Жунковская не лукавила: да, действительно, она однажды застала нас, Исмаиловых, за трапезой в бостане вокруг приземистого стола, обед состоял из одного блюда ― свекольной ботвы, вернее, молодой свеклы, выпаренной вместе с ботвой, ― едоки походили действительно на кроликов. Во всяком случае, когда Жунковская возникла в бостане ― в платье из черного горошка, ридикюлем в руках ― мы, точь-в-точь кролики, на миг замерли.

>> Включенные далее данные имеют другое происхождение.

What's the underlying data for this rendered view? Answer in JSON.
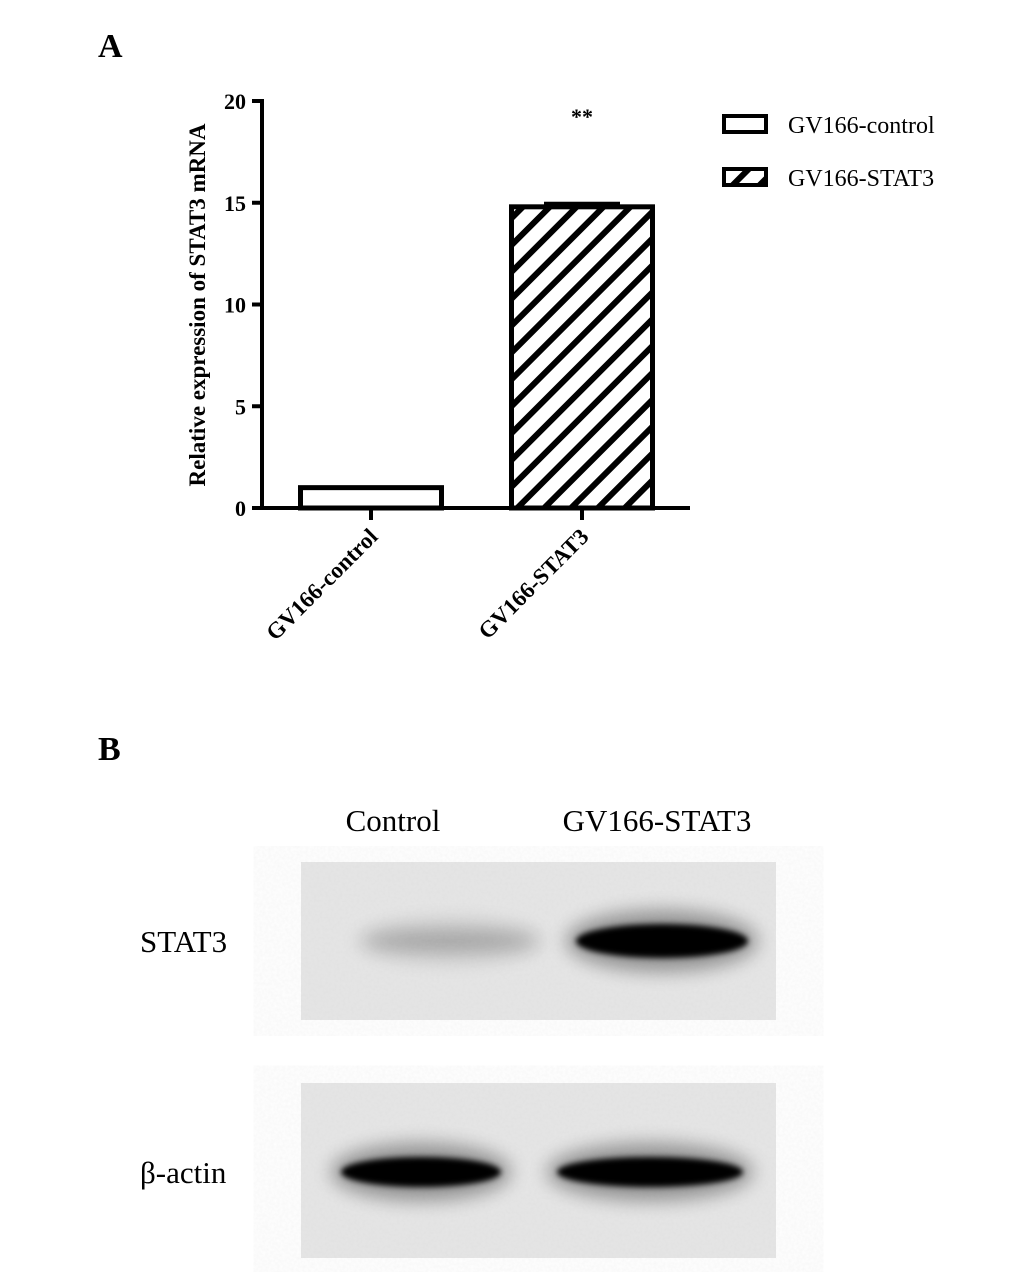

Хорошо еще нашелся отец, приподнялся, дотронулся кончиком пальцев до краешка колпака, сказал:
― Здрасьте, ― тут же, но уже не без иронии, добавил: ― пожалуйста... с нами...
Жунковская, растерявшись, как девочка, объяснила свой визит необходимостью поговорить со мной о делах школьных. Отец опять же не без издевки козырнул ― теперь уже мне ― и произнес по-русски:
― Пожалуйста... вас просят... товарищ...
Жунковская, когда мы остались вдвоем, покраснела, смущенно попросила держать язык за зубами, не распространяться о случае у стога в люцерновом поле.
― Ты взрослый... разумеется, ты, Додик, взрослый, ― сказала она, ― поэтому, думаю, не надо тебе растолковывать, как важно для меня... для нашей семьи... ― и совсем униженно, вынув из ридикюля пару пряников, сунула мне в карман, прошептала:
― Слышь, Додик, прошу...
Думается, пряники те, кстати привезенные будущим отчимом Жунковского (забавно: такими же пряниками и в тот же день угощал Жунковский-сын!), являли плату за молчание. Неприятна причастность к нехорошей тайне, неловко перед другом, жаль его, но данное слово молчать я сдержал...
― Что не хватает? ― продолжала между тем всхлипывать за дверью Жунковская. ― Одежонка исправная. Харчей, тушенки, всякого... на тебе... Сам-то ютится в дыре, шахте. Заботится о нас ― обо мне одной, что ли? За что невзлюбил?
Слова матери о харче больно тронули Жунковского.
― А Дауд?! Ромка?! Живут ведь ― не умерли без тушенки! ― бросил он матери. ― Без похоронки похоронили отца!